On aurait pu imaginer que les Etats-Unis fassent eux-mêmes un pas vers leurs partenaires et réforment leur système interne d’imposition des multinationales pour « coller » au modèle OCDE. Ils ont choisi de n’en rien faire. Le rapprochement des positions étant impossible, c’est aujourd’hui l’approche conflictuelle qui prévaut.
Quelle est exactement la menace brandie par les Etats-Unis ?
Le retrait des Etats-Unis du « Global Tax Deal » est, à cet instant, une mesure politique. Les règles GloBE n’étant pas inscrites dans une convention multilatérale, les Etats-Unis n’étaient juridiquement engagés à rien ; leur retrait n’équivaut donc pas à la dénonciation d’un engagement international ayant force contraignante.
Ceci dit, les deux « Executives Orders » publiés le 20 janvier 2025 prévoient plusieurs mesures. Premièrement, les autorités américaines vont procéder sous soixante jours à une analyse des législations fiscales des Etats étrangers qui apparaissent, soit contraires aux conventions fiscales conclues avec les Etats-Unis, soit « extraterritoriales » ou de nature à affecter « de façon disproportionnée » les sociétés américaines. Ce diagnostic sera accompagné de propositions de mesures de rétorsion. Deuxièmement, il est donné ordre aux autorités fiscales américaines de déclencher la mise en œuvre d’un article de leur législation autorisant le doublement des impôts mis à la charge des sociétés et des personnes physiques étrangères qui sont des ressortissants d’Etats dont la législation fiscale apparaît discriminatoire ou extraterritoriale. Il ne fait aucun doute que sont ici ciblées toutes les législations qui mettent en œuvre le filet de sécurité décrit plus haut.
D’autres mesures sont également susceptibles d’être adoptées rapidement, notamment l’augmentation progressive des taux de retenue à la source frappant les revenus américains des ressortissant d’Etats étrangers appliquant des impôts « injustes ».
Quelle réaction possible pour les Etats ?
Certains Etats ont d’ores et déjà décidé de n’adopter que la règle de base du dispositif « GloBE », mais pas le filet de sécurité. Ceux-ci n’ont pas à s’inquiéter.
D’autres Etats, qui ont adopté l’ensemble du « package » GloBE, pourraient décider de renoncer au filet de sécurité pour ne pas s’attirer les foudres des Etats-Unis. Le choix présente des enjeux stratégiques et économiques très lourds.

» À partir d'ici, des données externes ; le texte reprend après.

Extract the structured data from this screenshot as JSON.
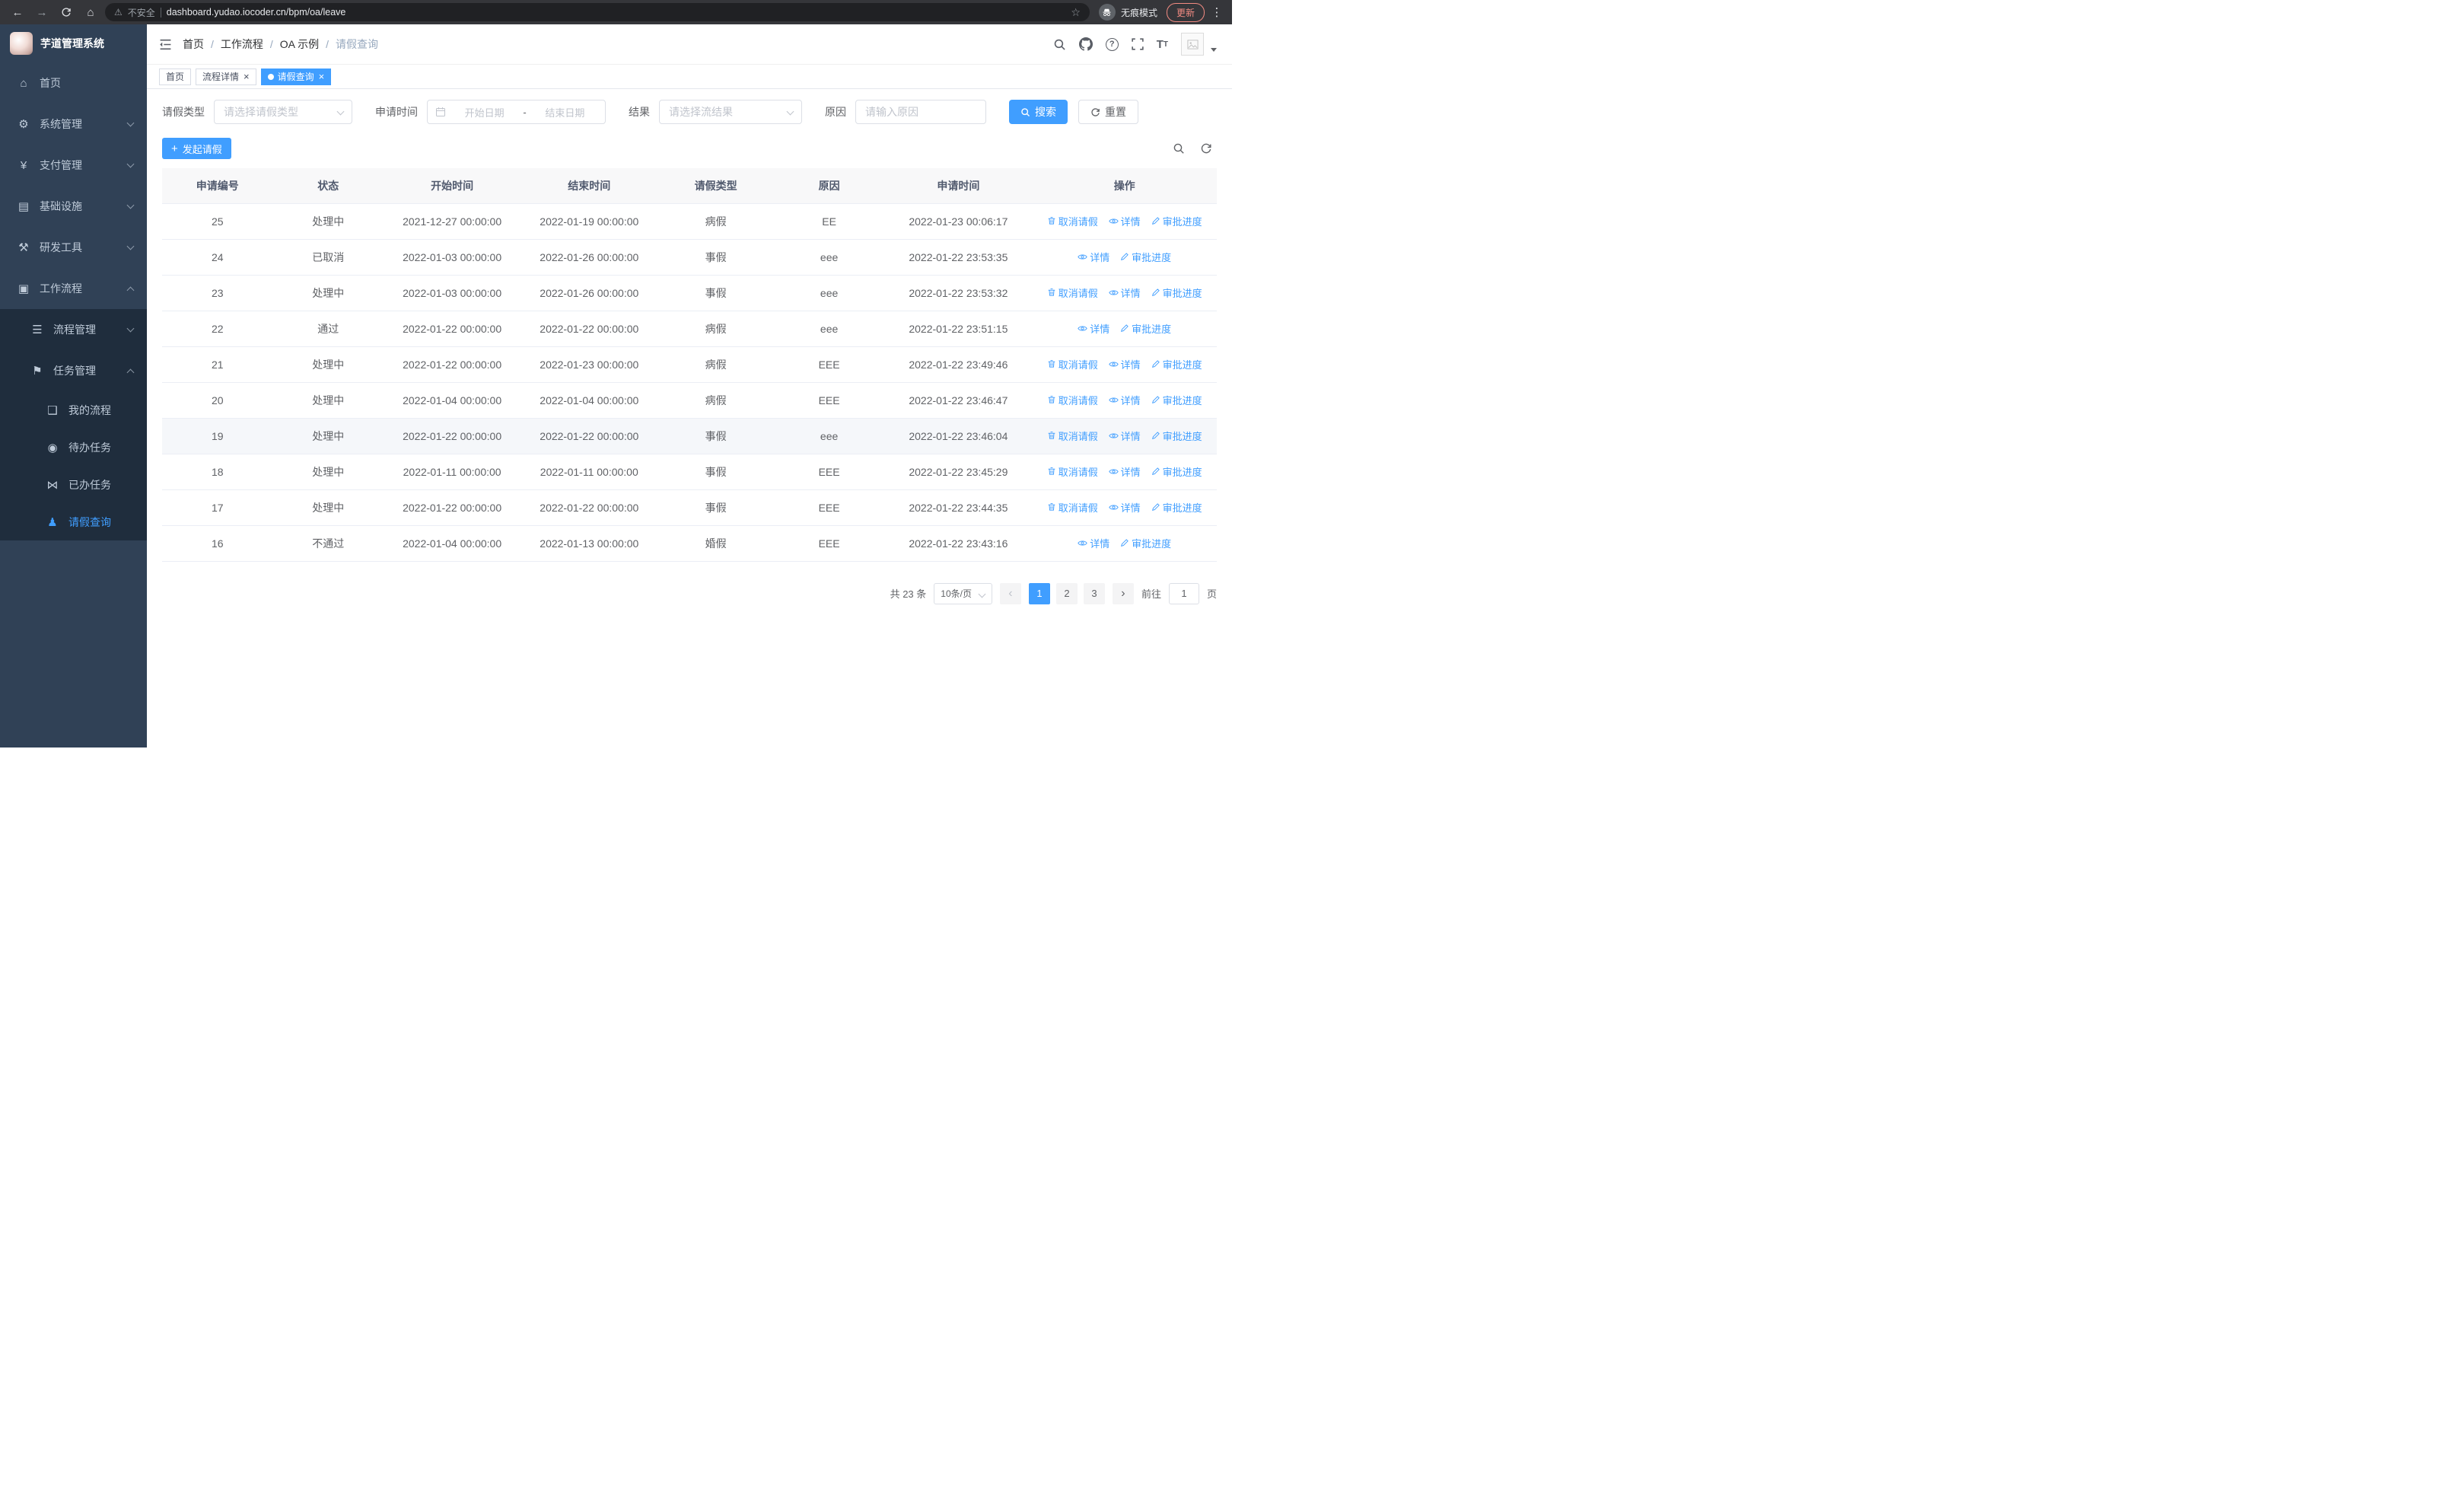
{
  "browser": {
    "security": "不安全",
    "url": "dashboard.yudao.iocoder.cn/bpm/oa/leave",
    "incognito": "无痕模式",
    "update": "更新"
  },
  "app": {
    "title": "芋道管理系统"
  },
  "sidebar": {
    "items": [
      {
        "name": "home",
        "label": "首页",
        "icon": "home-icon",
        "glyph": "⌂",
        "level": 1
      },
      {
        "name": "system-management",
        "label": "系统管理",
        "icon": "gear-icon",
        "glyph": "⚙",
        "level": 1,
        "chevron": "down"
      },
      {
        "name": "payment-management",
        "label": "支付管理",
        "icon": "yen-icon",
        "glyph": "¥",
        "level": 1,
        "chevron": "down"
      },
      {
        "name": "infrastructure",
        "label": "基础设施",
        "icon": "infrastructure-icon",
        "glyph": "▤",
        "level": 1,
        "chevron": "down"
      },
      {
        "name": "dev-tools",
        "label": "研发工具",
        "icon": "toolbox-icon",
        "glyph": "⚒",
        "level": 1,
        "chevron": "down"
      },
      {
        "name": "workflow",
        "label": "工作流程",
        "icon": "briefcase-icon",
        "glyph": "▣",
        "level": 1,
        "chevron": "up"
      },
      {
        "name": "process-management",
        "label": "流程管理",
        "icon": "list-icon",
        "glyph": "☰",
        "level": 2,
        "sub": true,
        "chevron": "down"
      },
      {
        "name": "task-management",
        "label": "任务管理",
        "icon": "flag-icon",
        "glyph": "⚑",
        "level": 2,
        "sub": true,
        "chevron": "up"
      },
      {
        "name": "my-process",
        "label": "我的流程",
        "icon": "chat-icon",
        "glyph": "❑",
        "level": 3,
        "sub": true
      },
      {
        "name": "todo-tasks",
        "label": "待办任务",
        "icon": "eye-icon",
        "glyph": "◉",
        "level": 3,
        "sub": true
      },
      {
        "name": "done-tasks",
        "label": "已办任务",
        "icon": "done-tasks-icon",
        "glyph": "⋈",
        "level": 3,
        "sub": true
      },
      {
        "name": "leave-query",
        "label": "请假查询",
        "icon": "user-icon",
        "glyph": "♟",
        "level": 3,
        "sub": true,
        "active": true
      }
    ]
  },
  "breadcrumb": [
    "首页",
    "工作流程",
    "OA 示例",
    "请假查询"
  ],
  "tabs": [
    {
      "label": "首页",
      "closable": false,
      "active": false
    },
    {
      "label": "流程详情",
      "closable": true,
      "active": false
    },
    {
      "label": "请假查询",
      "closable": true,
      "active": true
    }
  ],
  "filters": {
    "leave_type": {
      "label": "请假类型",
      "placeholder": "请选择请假类型"
    },
    "apply_time": {
      "label": "申请时间",
      "start_placeholder": "开始日期",
      "separator": "-",
      "end_placeholder": "结束日期"
    },
    "result": {
      "label": "结果",
      "placeholder": "请选择流结果"
    },
    "reason": {
      "label": "原因",
      "placeholder": "请输入原因"
    },
    "search": "搜索",
    "reset": "重置"
  },
  "toolbar": {
    "create": "发起请假"
  },
  "table": {
    "columns": [
      "申请编号",
      "状态",
      "开始时间",
      "结束时间",
      "请假类型",
      "原因",
      "申请时间",
      "操作"
    ],
    "actions": {
      "cancel": "取消请假",
      "detail": "详情",
      "progress": "审批进度"
    },
    "rows": [
      {
        "id": "25",
        "status": "处理中",
        "start": "2021-12-27 00:00:00",
        "end": "2022-01-19 00:00:00",
        "type": "病假",
        "reason": "EE",
        "applied": "2022-01-23 00:06:17",
        "can_cancel": true
      },
      {
        "id": "24",
        "status": "已取消",
        "start": "2022-01-03 00:00:00",
        "end": "2022-01-26 00:00:00",
        "type": "事假",
        "reason": "eee",
        "applied": "2022-01-22 23:53:35",
        "can_cancel": false
      },
      {
        "id": "23",
        "status": "处理中",
        "start": "2022-01-03 00:00:00",
        "end": "2022-01-26 00:00:00",
        "type": "事假",
        "reason": "eee",
        "applied": "2022-01-22 23:53:32",
        "can_cancel": true
      },
      {
        "id": "22",
        "status": "通过",
        "start": "2022-01-22 00:00:00",
        "end": "2022-01-22 00:00:00",
        "type": "病假",
        "reason": "eee",
        "applied": "2022-01-22 23:51:15",
        "can_cancel": false
      },
      {
        "id": "21",
        "status": "处理中",
        "start": "2022-01-22 00:00:00",
        "end": "2022-01-23 00:00:00",
        "type": "病假",
        "reason": "EEE",
        "applied": "2022-01-22 23:49:46",
        "can_cancel": true
      },
      {
        "id": "20",
        "status": "处理中",
        "start": "2022-01-04 00:00:00",
        "end": "2022-01-04 00:00:00",
        "type": "病假",
        "reason": "EEE",
        "applied": "2022-01-22 23:46:47",
        "can_cancel": true
      },
      {
        "id": "19",
        "status": "处理中",
        "start": "2022-01-22 00:00:00",
        "end": "2022-01-22 00:00:00",
        "type": "事假",
        "reason": "eee",
        "applied": "2022-01-22 23:46:04",
        "can_cancel": true,
        "highlight": true
      },
      {
        "id": "18",
        "status": "处理中",
        "start": "2022-01-11 00:00:00",
        "end": "2022-01-11 00:00:00",
        "type": "事假",
        "reason": "EEE",
        "applied": "2022-01-22 23:45:29",
        "can_cancel": true
      },
      {
        "id": "17",
        "status": "处理中",
        "start": "2022-01-22 00:00:00",
        "end": "2022-01-22 00:00:00",
        "type": "事假",
        "reason": "EEE",
        "applied": "2022-01-22 23:44:35",
        "can_cancel": true
      },
      {
        "id": "16",
        "status": "不通过",
        "start": "2022-01-04 00:00:00",
        "end": "2022-01-13 00:00:00",
        "type": "婚假",
        "reason": "EEE",
        "applied": "2022-01-22 23:43:16",
        "can_cancel": false
      }
    ]
  },
  "pagination": {
    "total": "共 23 条",
    "page_size": "10条/页",
    "pages": [
      "1",
      "2",
      "3"
    ],
    "current": "1",
    "prev": "‹",
    "next": "›",
    "goto_label": "前往",
    "goto_value": "1",
    "page_label": "页"
  },
  "colors": {
    "primary": "#409eff",
    "sidebar_bg": "#304156",
    "sidebar_sub_bg": "#1f2d3d",
    "update_accent": "#f28b82"
  }
}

Sur le plan multilatéral, il est difficile d’imaginer que le système GloBE soit revu à court terme pour céder à la pression américaine. L’OCDE et les autres Etats qui ont contribué à le construire hésiteront en effet à l’amputer d’une dimension substantielle. Quant à l’Union européenne, elle a inscrit le filet de sécurité dans le marbre d’une directive fiscale. Revenir en arrière supposerait l’accord unanime des Etats membres, et il n’est pas certain que tous les intérêts convergent lorsqu’il s’agit de se positionner à l’égard des Etats-Unis… La seule voie pour sortir de l’ornière semble donc à ce jour que l’OCDE assouplisse sa position pour reconnaître que les règles américaines sont finalement compatibles avec le standard « GloBE ». Le filet de sécurité ne pourrait donc plus être actionné pour taxer les filiales de groupes américains.